Here are some wonderful ways to participate in The Less Experiment. We all love a good list. And we have two for you!
FIRST: Join The Less Experiment Squad
First of all, if you haven’t yet, come meet the others at The Less Experiment Facebook Group. Experiments, like most journeys, are more fun with friends!
Some Cool Places To Do Less
No one is asking you to be a lazy and irresponsible employee/spouse/parent/caregiver. What we are suggesting is that you take a deep breath and think of all the cluttery puttery doing that your doing with your precious time and look for opportunities to be still.
- Go to bed one hour earlier than usual.
- Sign up for a meal delivery service.
- Hire someone to clean your house.
- Automate all your bills online.
- Spend 15 minutes to an hour every day sitting in silence in a designated haven space.
- Watch Netflix to unwind after a long day.
- Say NO 10% more of the time.
- Say NO to any activities that do not fall within your tip five priorities in life.
- Make time to spend in a place in nature makes you feel small – star gazing, watching the ocean, watching the sunset.
- Spend at least one entire day in bed every month/quarter.
- Listen to/read a book for pure joy rather than learning.
- Take a bath once a week instead of the routine shower.
- Come off all social media for a month.
- Set appointments in your calendar for relaxation that you treat just as seriously as work meetings.
- Get a massage/mani-pedi/facial once a month.
- Choose music over the news on the car radio.
- Have a full on crazy sounding conversation with your pets about life and look for lessons from them on how to do nothing.
- Light a candle and watch the flame, imagining every single thought that comes up being burned away by it.
- Listen to yoga-nidra on youtube or on an app.
- Lay out on a towel on the beach and don’t move until you feel better.
Some Fun Ways To Process
So yes, we are trying to not do do do go go go rush rush rush. What can we put in the space as structures to support this journey without turning the structures into weapons we use against ourselves to do do do go go go and rush rush rush? How can we make sure that the time that we are freeing up doesn’t disappear into the black hole of a Netflix marathon or TikTok binge? The point is to be still and process. For the processing piece, here are some ideas to try on, see if they fit easily and don’t feel like effort, and move forward. If it feels like work, it’s not for you.
- Journal. Y’all know I love a good journaling sesh. This is for people like me who are more on the nerdy side of the spectrum. If journaling feels like work, this is not your thing.
- Coaching. Obviously this is a structure ideal for this type of practice. Wellbeing is a coach’s jam, and we would be more than happy to support the intention of this experiment.
- Therapy. Get the emotions moving with the support of someone who knows how to unlock what you’re operating over.
- Groups. Hang out with likeminded people who are on the same journey. Talk things out with them. This can be virtual or in person (COVID rules permitting).
- Yoga. In a studio or with an app, yoga supports the movement of the emotions out of the body. It’s been a shortcut to my trauma-processing nightmares that involves mind, body and spirit.

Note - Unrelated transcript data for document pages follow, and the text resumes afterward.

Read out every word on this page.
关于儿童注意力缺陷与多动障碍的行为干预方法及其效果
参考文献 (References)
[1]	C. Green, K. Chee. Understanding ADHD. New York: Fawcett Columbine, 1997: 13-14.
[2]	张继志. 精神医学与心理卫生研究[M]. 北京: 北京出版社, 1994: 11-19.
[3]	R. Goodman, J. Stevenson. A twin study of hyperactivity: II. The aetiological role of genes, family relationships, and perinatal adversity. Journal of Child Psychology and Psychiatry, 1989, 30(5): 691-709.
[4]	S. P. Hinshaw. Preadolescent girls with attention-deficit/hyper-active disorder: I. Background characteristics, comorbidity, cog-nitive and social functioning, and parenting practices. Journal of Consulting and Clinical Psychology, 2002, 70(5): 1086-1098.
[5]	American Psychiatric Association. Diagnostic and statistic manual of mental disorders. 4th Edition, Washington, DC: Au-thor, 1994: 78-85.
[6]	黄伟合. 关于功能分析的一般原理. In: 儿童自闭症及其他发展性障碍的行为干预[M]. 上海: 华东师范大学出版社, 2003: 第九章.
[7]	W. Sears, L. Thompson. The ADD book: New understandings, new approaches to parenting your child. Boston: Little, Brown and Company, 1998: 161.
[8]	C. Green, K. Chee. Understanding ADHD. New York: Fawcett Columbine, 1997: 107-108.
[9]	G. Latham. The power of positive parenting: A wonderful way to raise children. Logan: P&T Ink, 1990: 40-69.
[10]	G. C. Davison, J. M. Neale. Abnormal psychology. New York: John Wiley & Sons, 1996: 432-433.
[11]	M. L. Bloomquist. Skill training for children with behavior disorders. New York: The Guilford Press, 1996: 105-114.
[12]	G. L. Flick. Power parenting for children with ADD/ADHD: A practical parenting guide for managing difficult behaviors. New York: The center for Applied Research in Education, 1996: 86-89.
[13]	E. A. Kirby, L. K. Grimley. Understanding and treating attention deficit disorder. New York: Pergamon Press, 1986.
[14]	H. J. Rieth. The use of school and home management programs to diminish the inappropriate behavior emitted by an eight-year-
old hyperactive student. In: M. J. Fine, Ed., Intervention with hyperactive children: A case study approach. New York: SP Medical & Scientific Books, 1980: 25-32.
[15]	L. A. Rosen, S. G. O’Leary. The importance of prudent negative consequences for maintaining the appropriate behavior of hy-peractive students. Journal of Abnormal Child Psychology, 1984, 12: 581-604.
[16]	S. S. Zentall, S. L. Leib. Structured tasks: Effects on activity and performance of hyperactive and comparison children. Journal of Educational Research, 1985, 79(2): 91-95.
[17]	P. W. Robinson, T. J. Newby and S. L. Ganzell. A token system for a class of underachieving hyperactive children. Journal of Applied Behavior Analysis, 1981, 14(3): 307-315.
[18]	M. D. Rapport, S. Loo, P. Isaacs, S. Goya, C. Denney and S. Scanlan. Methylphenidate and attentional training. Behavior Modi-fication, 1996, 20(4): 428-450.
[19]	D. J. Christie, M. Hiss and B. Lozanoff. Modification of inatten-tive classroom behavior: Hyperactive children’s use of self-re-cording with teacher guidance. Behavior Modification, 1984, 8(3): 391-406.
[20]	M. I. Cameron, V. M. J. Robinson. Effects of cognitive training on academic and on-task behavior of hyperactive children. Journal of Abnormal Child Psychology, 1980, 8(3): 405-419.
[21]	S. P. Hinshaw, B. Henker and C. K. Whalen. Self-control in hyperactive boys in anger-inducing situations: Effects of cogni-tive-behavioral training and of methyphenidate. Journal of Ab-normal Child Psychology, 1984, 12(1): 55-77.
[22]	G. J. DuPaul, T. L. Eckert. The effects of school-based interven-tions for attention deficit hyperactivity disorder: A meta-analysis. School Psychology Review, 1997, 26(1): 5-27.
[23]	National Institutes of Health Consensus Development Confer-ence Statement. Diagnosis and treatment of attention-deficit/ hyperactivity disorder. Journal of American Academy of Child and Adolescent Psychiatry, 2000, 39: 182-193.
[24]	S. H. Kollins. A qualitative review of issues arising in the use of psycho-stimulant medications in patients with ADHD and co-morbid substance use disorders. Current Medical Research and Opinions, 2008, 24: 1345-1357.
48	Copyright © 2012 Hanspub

- Meditate. If you don’t know how, find a teacher (woohoo over here!) and learn how.
- Spiritual practice/devotion. This will look different for each person. A prayer ritual, an altar, incense burning, or tea ceremony – you choose your thing and have it shore you up in the stillness.
- No structure. Perhaps the enemy of your peace is actually structure, because you structure the fun out of everything naturally. If this is you, go the anti-structure route and see what happens. This might be the scariest thing for you. If so, it’s likely to be the best.